Through the "Golden Sun" program, the National Energy Administration and ministries of Finance, Science and Technology are offering to subsidize half of the construction and connection costs of on-grid solar power plants and 70 percent of the cost of off-grid installations from now until 2011. The program's goal is to produce 500 megawatts of solar power.
An earlier plan established subsidies for rooftop demonstration projects. In addition, many local governments have solar subsidy programs of their own.
Not surprisingly, these initiatives have spurred more companies to enter the solar sector.
Fifty-plus firms
According to domestic media reports, more than 50 solar companies from 20 provinces - including Sichuan, Hunan, Jiangsu and Zhejiang - are constructing or expanding polysilicon production lines. The overall construction capacity has reached a potential 100,000 tons.
Zhejiang Yuhui Solar Energy Chairman Li Xianshou expressed his concerns about the oversupply situation.
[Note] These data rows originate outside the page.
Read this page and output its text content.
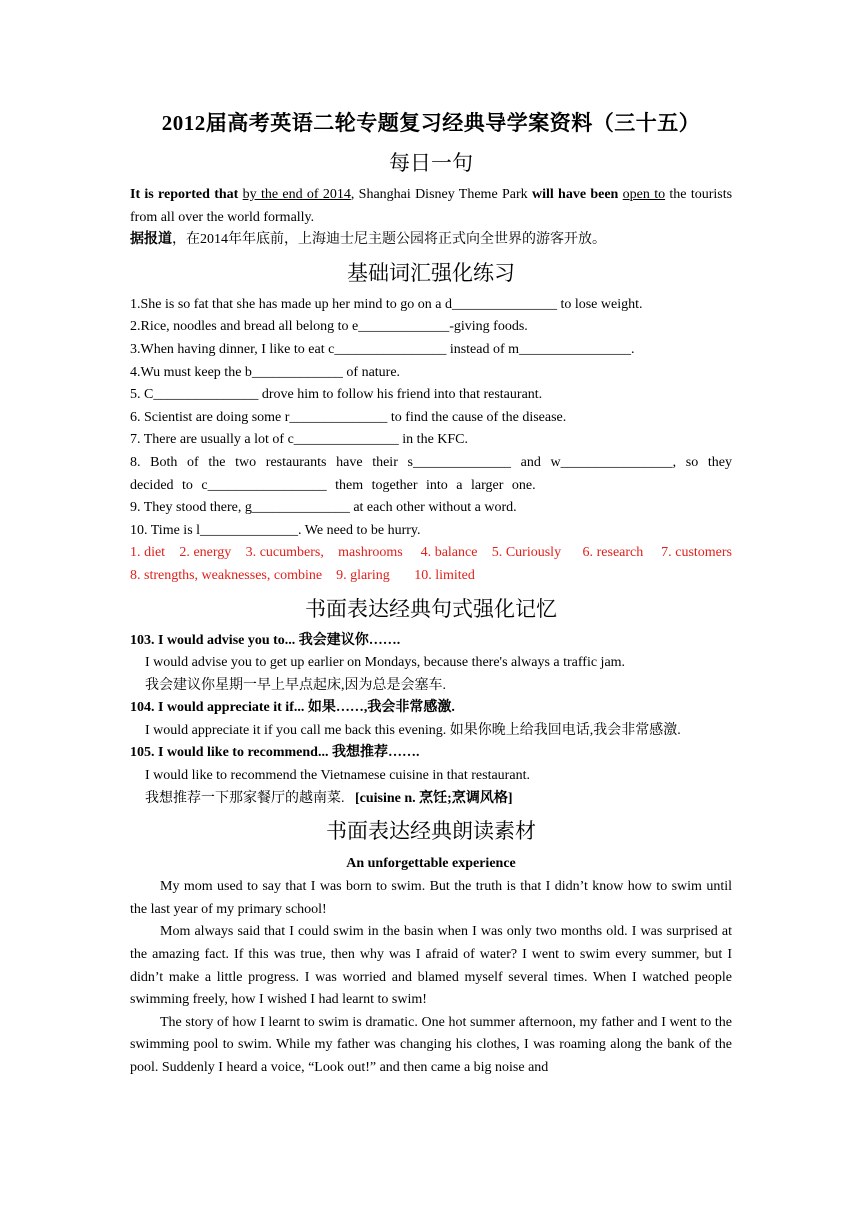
2012届高考英语二轮专题复习经典导学案资料（三十五）
每日一句

It is reported that by the end of 2014, Shanghai Disney Theme Park will have been open to the tourists from all over the world formally.

据报道，在2014年年底前，上海迪士尼主题公园将正式向全世界的游客开放。

基础词汇强化练习

1.She is so fat that she has made up her mind to go on a d_______________ to lose weight.

2.Rice, noodles and bread all belong to e_____________-giving foods.

3.When having dinner, I like to eat c________________ instead of m________________.

4.Wu must keep the b_____________ of nature.

5. C_______________ drove him to follow his friend into that restaurant.

6. Scientist are doing some r______________ to find the cause of the disease.

7. There are usually a lot of c_______________ in the KFC.

8. Both of the two restaurants have their s______________ and w________________, so they decided to c_________________ them together into a larger one.

9. They stood there, g______________ at each other without a word.

10. Time is l______________. We need to be hurry.

1. diet    2. energy    3. cucumbers,    mashrooms     4. balance    5. Curiously      6. research     7. customers    8. strengths, weaknesses, combine    9. glaring       10. limited

书面表达经典句式强化记忆

103. I would advise you to... 我会建议你…….

I would advise you to get up earlier on Mondays, because there's always a traffic jam.

我会建议你星期一早上早点起床,因为总是会塞车.

104. I would appreciate it if... 如果……,我会非常感激.

I would appreciate it if you call me back this evening. 如果你晚上给我回电话,我会非常感激.

105. I would like to recommend... 我想推荐…….

I would like to recommend the Vietnamese cuisine in that restaurant.

我想推荐一下那家餐厅的越南菜.   [cuisine n. 烹饪;烹调风格]

书面表达经典朗读素材
An unforgettable experience

My mom used to say that I was born to swim. But the truth is that I didn’t know how to swim until the last year of my primary school!

Mom always said that I could swim in the basin when I was only two months old. I was surprised at the amazing fact. If this was true, then why was I afraid of water? I went to swim every summer, but I didn’t make a little progress. I was worried and blamed myself several times. When I watched people swimming freely, how I wished I had learnt to swim!

The story of how I learnt to swim is dramatic. One hot summer afternoon, my father and I went to the swimming pool to swim. While my father was changing his clothes, I was roaming along the bank of the pool. Suddenly I heard a voice, “Look out!” and then came a big noise and
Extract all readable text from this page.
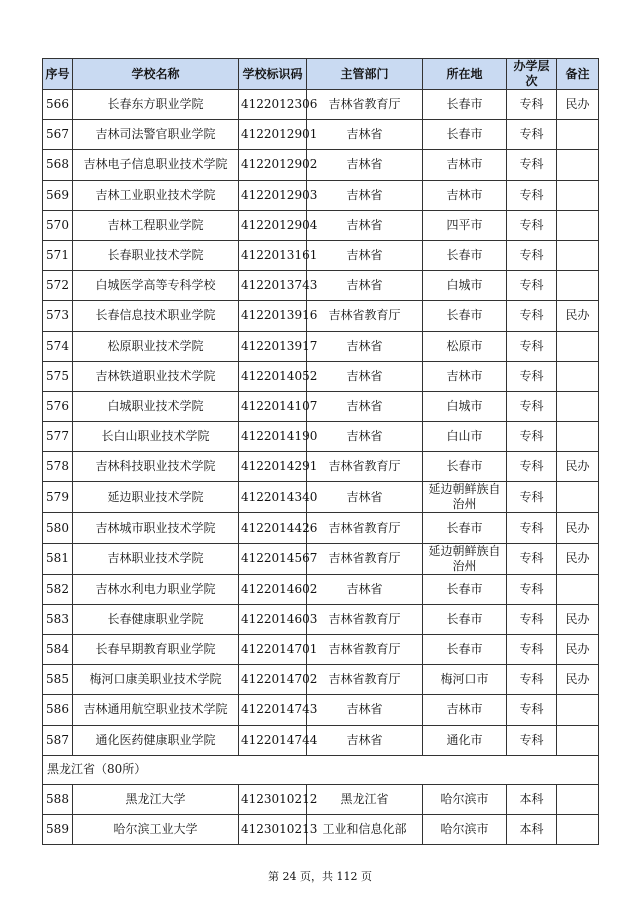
序号	学校名称	学校标识码	主管部门	所在地	办学层次	备注
566	长春东方职业学院	4122012306	吉林省教育厅	长春市	专科	民办
567	吉林司法警官职业学院	4122012901	吉林省	长春市	专科	
568	吉林电子信息职业技术学院	4122012902	吉林省	吉林市	专科	
569	吉林工业职业技术学院	4122012903	吉林省	吉林市	专科	
570	吉林工程职业学院	4122012904	吉林省	四平市	专科	
571	长春职业技术学院	4122013161	吉林省	长春市	专科	
572	白城医学高等专科学校	4122013743	吉林省	白城市	专科	
573	长春信息技术职业学院	4122013916	吉林省教育厅	长春市	专科	民办
574	松原职业技术学院	4122013917	吉林省	松原市	专科	
575	吉林铁道职业技术学院	4122014052	吉林省	吉林市	专科	
576	白城职业技术学院	4122014107	吉林省	白城市	专科	
577	长白山职业技术学院	4122014190	吉林省	白山市	专科	
578	吉林科技职业技术学院	4122014291	吉林省教育厅	长春市	专科	民办
579	延边职业技术学院	4122014340	吉林省	延边朝鲜族自治州	专科	
580	吉林城市职业技术学院	4122014426	吉林省教育厅	长春市	专科	民办
581	吉林职业技术学院	4122014567	吉林省教育厅	延边朝鲜族自治州	专科	民办
582	吉林水利电力职业学院	4122014602	吉林省	长春市	专科	
583	长春健康职业学院	4122014603	吉林省教育厅	长春市	专科	民办
584	长春早期教育职业学院	4122014701	吉林省教育厅	长春市	专科	民办
585	梅河口康美职业技术学院	4122014702	吉林省教育厅	梅河口市	专科	民办
586	吉林通用航空职业技术学院	4122014743	吉林省	吉林市	专科	
587	通化医药健康职业学院	4122014744	吉林省	通化市	专科	
黑龙江省（80所）						
588	黑龙江大学	4123010212	黑龙江省	哈尔滨市	本科	
589	哈尔滨工业大学	4123010213	工业和信息化部	哈尔滨市	本科	
第 24 页，共 112 页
"There was huge production capacity last year, but how much is qualified? Many enterprises will face the possibility of being push out," Li said.
Still, the first half of 2008 was a profitable time for many polysilicon producers.
"During that time, the polysilicon supply fell short of demand, and sometimes buyers couldn't get orders even if they delivered full payments first," said a sales manager at a polysilicon company based in Zhejiang.
The sales manager said his company's supplies would empty overnight during busy times.
In Zhejiang, the traditional textile manufacturing hub of Jiaxing, is turning itself into a polysilicon manufacturing hub.
"It requires 100 million yuan for a startup in the solar photovoltaic industry," said Shen Fuxin, general secretary of the Zhejiang Solar Energy Industry Association.
"But many companies were still scrambling to come on board, as the industry's average profit return could reach 20 percent or 30 percent," Shen said.
The government's new guidelines to curb the solar industry's oversupply might push newcomers or small players out of the market, but apparently won't affect the major players, sources said.
Yingli Energy Group, one of China's leading solar cell manufacturers, is reporting increased sales this year.
"We saw shipments increase quickly since the middle of this year," said a sales manager from Yingli who declined to be named.
He said the government's crackdown on oversupply will negatively affect small companies, but added that large companies will continue to win market share because of brand reputation.